Tension will always exist between the power that law enforcement must have to defend society from violence and the restraints on that power to protect society from abusive authority.
The history of the 1960s and the early 1970s demonstrates that the competing claims of security and individual freedom are not a theoretical problem, but one of vital importance. Congressional committees found that the FBI in those years conducted nothing less than a systematic assault on the constitutional rights of many American citizens.

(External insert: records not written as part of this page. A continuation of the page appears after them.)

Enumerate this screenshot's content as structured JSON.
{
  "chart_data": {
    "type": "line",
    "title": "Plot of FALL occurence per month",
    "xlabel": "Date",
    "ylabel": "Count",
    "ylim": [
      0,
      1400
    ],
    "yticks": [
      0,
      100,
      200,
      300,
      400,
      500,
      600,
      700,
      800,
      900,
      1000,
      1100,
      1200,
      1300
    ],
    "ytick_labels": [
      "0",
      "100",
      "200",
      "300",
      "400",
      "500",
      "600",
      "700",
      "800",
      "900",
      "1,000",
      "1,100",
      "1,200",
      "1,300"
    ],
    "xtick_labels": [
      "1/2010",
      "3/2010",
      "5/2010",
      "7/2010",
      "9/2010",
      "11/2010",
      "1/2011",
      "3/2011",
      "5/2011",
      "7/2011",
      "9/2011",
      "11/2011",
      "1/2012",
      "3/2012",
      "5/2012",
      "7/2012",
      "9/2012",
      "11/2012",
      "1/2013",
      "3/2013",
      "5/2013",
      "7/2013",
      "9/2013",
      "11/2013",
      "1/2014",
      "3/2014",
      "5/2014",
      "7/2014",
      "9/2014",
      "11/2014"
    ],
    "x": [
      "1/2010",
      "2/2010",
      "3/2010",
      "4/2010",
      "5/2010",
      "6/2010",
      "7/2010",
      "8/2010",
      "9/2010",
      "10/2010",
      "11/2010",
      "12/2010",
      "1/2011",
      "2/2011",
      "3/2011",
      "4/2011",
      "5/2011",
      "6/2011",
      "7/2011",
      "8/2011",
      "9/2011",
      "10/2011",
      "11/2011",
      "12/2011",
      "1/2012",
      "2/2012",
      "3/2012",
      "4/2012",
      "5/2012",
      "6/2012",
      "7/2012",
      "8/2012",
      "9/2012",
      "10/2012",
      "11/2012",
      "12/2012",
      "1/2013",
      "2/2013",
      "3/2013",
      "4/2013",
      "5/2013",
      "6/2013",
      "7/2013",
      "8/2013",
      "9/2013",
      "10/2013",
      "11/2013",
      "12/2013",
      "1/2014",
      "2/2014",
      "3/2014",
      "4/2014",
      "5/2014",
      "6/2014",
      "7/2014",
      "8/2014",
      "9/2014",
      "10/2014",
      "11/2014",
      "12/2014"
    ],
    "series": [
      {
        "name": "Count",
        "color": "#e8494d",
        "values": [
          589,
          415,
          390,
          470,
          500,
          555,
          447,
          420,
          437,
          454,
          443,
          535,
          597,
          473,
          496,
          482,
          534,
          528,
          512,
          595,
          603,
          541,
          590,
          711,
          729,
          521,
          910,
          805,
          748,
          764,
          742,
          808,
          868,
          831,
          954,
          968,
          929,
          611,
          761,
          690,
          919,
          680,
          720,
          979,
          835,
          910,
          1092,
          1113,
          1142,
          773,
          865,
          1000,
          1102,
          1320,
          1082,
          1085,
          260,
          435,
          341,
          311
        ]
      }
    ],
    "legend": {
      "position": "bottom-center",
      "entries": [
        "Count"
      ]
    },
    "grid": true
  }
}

In reaction to these disclosures, President Gerald R. Ford's attorney general, Edward H. Levi, brought the FBI under a comprehensive set of guidelines in 1976. Those rules, which governed the investigation of domestic terrorism, were modified by the Reagan Administration in 1983. And now a committee of the American Bar Assn. recommends an amendment of the revised rules to provide additional safeguards for lawful dissent.

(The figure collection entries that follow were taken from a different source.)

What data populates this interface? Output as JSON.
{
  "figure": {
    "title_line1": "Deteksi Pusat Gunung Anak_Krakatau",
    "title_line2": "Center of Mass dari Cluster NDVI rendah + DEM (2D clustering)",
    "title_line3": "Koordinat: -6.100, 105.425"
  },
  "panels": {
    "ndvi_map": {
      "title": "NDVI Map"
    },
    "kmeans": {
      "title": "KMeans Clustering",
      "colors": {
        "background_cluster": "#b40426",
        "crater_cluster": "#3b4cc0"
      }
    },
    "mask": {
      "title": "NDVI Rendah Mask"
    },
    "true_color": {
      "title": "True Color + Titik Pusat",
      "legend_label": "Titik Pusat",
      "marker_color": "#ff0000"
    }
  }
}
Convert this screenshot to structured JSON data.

Among its recommendations, the committee urges that FBI field offices be required to inform FBI headquarters before opening a probe involving domestic security. The lack of such reporting makes it difficult to ascertain whether field agents are observing the guidelines governing these investigations. Another reform proposes that the FBI describe the scope of an investigation in writing at an early point so that agents can decide what records or information is pertinent. Close monitoring of informants is urged to make certain that they concentrate on reporting evidence of crimes and not on the political beliefs of suspects.